A pandemic atlas: India struggles to save lives, economy
Sheikh Saaliq | Hagadone News Network | UPDATED 3 years, 11 months AGO
NEW DELHI (AP) — India is caught between two calamities — a relentless pandemic that is ravaging the country and a hollowed-out economy that is without precedent.
Restaurants, cinemas and shopping districts are taking teetering steps on the country’s jagged path to recovery, but millions remain jobless. Markets are being thronged with crowds, but many shoppers are not wearing masks. The unemployed are slowly returning to cities to find work, even as hospitals still brim with COVID-19 patients.
That India, the world’s second-most populated country, would have one of world's highest worst caseloads was always a probability. That’s why India’s initial response had to be big — perhaps even unmatched.
The government’s initial communication was confused and marred by misinformation. Worse, India’s ruling party leaders and its freewheeling news channels, which have long favored Prime Minister Narendra Modi’s Hindu nationalistic policies, found a perfect villain: They blamed Muslims for spreading the virus, leading to an onslaught of online condemnation, physical violence and discrimination.
When Modi ordered the lockdown of the country's entire population of more than 1.3 billion people on March 24 with just a four hours' notice, nerves were frayed.
As the clock struck midnight, the 21-day lockdown came into force, eventually stretching to 68 days. Suddenly, a sprawling landscape, where countless millions of destitute citizens live in tightly packed urban areas, came to a grinding halt.
The lockdown, among the world’s strictest, was a seismic cultural shift in a nation that boasts of its community bond. Everyone hunkered down.
That bought time for the Indian government, which had initially squandered weeks. It marshaled more resources to stop the virus. Trains, hotels, banquet halls were converted into makeshift medical facilities. Garment industries started stitching masks and protective personal equipment. Chemical factories made disinfectants and hand sanitizers.
But Modi’s abrupt lockdown caught India’s enormous migrant worker population off guard. Tens of millions of them were stranded in big cities without jobs, food and shelter.
Fearing starvation, whole families packed their pots, pans and blankets into rucksacks and, balancing children on their shoulders, started walking home along highways. It was one of the biggest migrations in India’s modern history. More than a hundred people died of hunger, heat strokes and accidents.

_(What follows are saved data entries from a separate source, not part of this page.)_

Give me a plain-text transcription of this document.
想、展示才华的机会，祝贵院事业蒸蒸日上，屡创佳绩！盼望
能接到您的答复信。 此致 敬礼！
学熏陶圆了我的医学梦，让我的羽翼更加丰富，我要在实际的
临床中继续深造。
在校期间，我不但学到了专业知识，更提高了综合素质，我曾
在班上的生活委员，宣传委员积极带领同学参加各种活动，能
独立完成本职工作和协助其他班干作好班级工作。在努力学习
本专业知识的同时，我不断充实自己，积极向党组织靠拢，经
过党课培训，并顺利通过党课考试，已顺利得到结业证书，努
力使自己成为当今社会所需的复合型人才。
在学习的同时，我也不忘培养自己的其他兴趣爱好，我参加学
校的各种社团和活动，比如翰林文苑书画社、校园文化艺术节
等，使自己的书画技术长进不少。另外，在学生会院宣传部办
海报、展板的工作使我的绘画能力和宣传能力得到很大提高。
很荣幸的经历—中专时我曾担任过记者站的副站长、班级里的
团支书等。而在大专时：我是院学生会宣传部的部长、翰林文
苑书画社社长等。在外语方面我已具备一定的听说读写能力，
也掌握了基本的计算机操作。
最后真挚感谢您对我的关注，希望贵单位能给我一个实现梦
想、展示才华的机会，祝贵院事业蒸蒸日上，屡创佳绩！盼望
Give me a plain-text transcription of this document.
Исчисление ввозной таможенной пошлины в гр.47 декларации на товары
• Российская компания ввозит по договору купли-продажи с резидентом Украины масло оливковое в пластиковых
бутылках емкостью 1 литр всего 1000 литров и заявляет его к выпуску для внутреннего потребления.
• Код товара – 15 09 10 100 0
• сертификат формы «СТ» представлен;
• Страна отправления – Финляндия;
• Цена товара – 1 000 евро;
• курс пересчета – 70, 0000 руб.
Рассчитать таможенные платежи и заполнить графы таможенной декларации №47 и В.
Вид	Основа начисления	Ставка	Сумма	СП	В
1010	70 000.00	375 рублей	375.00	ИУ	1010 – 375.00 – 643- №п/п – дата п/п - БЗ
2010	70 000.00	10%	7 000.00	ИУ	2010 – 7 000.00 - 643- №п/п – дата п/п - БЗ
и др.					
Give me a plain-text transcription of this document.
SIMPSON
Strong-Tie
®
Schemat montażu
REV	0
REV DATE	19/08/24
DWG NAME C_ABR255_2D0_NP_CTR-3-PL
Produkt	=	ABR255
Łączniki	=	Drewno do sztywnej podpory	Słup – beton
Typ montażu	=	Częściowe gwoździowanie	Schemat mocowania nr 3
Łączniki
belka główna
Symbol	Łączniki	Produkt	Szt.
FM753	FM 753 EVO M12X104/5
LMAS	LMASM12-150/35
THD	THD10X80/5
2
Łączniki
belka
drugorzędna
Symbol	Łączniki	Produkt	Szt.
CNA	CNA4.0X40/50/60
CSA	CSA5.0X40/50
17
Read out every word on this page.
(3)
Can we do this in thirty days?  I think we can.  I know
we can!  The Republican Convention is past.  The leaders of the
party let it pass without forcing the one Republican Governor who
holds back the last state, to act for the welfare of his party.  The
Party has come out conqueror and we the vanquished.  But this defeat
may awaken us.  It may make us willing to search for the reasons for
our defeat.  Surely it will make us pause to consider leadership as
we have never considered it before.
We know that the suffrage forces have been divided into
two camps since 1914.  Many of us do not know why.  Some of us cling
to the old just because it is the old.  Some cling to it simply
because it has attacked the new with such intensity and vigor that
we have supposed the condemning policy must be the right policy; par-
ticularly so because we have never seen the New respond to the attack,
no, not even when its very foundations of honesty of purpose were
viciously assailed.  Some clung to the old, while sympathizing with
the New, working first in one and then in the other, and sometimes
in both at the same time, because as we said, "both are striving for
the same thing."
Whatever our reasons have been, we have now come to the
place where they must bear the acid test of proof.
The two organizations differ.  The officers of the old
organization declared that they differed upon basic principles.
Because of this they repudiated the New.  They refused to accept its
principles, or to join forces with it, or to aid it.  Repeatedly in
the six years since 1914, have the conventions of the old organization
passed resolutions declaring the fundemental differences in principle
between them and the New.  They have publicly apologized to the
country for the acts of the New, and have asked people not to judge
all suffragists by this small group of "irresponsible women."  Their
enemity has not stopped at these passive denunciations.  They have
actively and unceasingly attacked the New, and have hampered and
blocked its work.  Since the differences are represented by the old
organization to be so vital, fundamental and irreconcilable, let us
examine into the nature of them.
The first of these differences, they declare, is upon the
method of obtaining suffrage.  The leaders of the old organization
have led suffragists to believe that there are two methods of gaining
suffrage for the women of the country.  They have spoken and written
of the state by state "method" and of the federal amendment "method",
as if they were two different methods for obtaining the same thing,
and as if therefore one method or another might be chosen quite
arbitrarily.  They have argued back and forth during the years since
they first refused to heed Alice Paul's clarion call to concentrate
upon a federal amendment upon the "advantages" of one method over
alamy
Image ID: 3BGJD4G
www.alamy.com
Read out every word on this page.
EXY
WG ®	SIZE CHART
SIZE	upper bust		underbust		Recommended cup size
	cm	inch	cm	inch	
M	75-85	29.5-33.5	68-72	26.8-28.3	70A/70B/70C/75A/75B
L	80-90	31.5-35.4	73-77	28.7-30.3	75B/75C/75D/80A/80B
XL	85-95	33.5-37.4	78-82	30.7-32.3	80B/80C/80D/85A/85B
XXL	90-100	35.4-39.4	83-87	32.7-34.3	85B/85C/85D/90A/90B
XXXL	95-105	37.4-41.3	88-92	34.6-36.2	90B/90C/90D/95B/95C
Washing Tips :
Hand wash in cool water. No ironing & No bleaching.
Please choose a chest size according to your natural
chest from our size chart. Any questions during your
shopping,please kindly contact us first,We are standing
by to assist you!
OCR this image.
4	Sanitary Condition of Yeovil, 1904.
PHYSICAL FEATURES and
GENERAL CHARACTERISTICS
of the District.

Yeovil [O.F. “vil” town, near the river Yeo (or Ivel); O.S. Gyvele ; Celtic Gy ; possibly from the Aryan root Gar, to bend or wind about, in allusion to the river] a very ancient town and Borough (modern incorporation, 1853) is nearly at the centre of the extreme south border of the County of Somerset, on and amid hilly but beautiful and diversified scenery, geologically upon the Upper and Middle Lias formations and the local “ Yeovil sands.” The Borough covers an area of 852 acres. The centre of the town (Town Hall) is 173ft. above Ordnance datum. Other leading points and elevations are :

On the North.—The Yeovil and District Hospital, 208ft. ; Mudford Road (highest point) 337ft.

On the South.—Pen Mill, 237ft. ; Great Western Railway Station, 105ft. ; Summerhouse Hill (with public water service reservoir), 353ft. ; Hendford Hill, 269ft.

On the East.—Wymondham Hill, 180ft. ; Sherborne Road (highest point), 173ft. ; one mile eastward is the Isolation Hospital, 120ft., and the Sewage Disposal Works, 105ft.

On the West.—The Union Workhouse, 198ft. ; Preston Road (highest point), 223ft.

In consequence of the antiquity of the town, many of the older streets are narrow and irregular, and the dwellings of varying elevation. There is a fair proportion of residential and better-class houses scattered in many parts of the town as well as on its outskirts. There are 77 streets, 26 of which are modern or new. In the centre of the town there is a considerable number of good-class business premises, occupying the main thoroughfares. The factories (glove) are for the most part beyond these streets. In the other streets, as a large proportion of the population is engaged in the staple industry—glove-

The migration also dragged coronavirus into every corner of India, particularly the vast hinterlands.
But the lockdown slowed the spread of the virus — at least at first. Even as hospitals were overwhelmed in the U.S. and Europe, India's cases rose at a slow pace.
In May and June, however, those cases started to gradually increase, with megacity Mumbai and the capital New Delhi faring the worst. Social inequalities began to come to the fore. And by July and August, when the country had mostly opened up, India’s virus outbreak was the world’s fastest-growing and infections fast rocketed through its dense slums and urban pockets.
The number of detected cases peaked in September to nearly 100,000 a day and the country's weakly funded healthcare system struggled to keep up.
New infections have fallen nationwide since then. But as air pollution levels rise and winter digs in after a festive season that spawned fears of a viral resurgence, the latest surge is cresting in New Delhi, where critical care wards are stretched to their limits.
By mid-December, India had reported 27 cases per 100,000 population.
The renewed crisis has underscored what doctors have been warning for weeks: It might not be over yet.
One silver lining: India is home to some of the world’s biggest vaccine-makers and there are five vaccine candidates under different phases of trial in India, though challenges remain. The state-run cold chain facilities, used to keep vaccines consistently refrigerated, will not be adequate for the enormous challenge of rolling out a COVID-19 vaccine.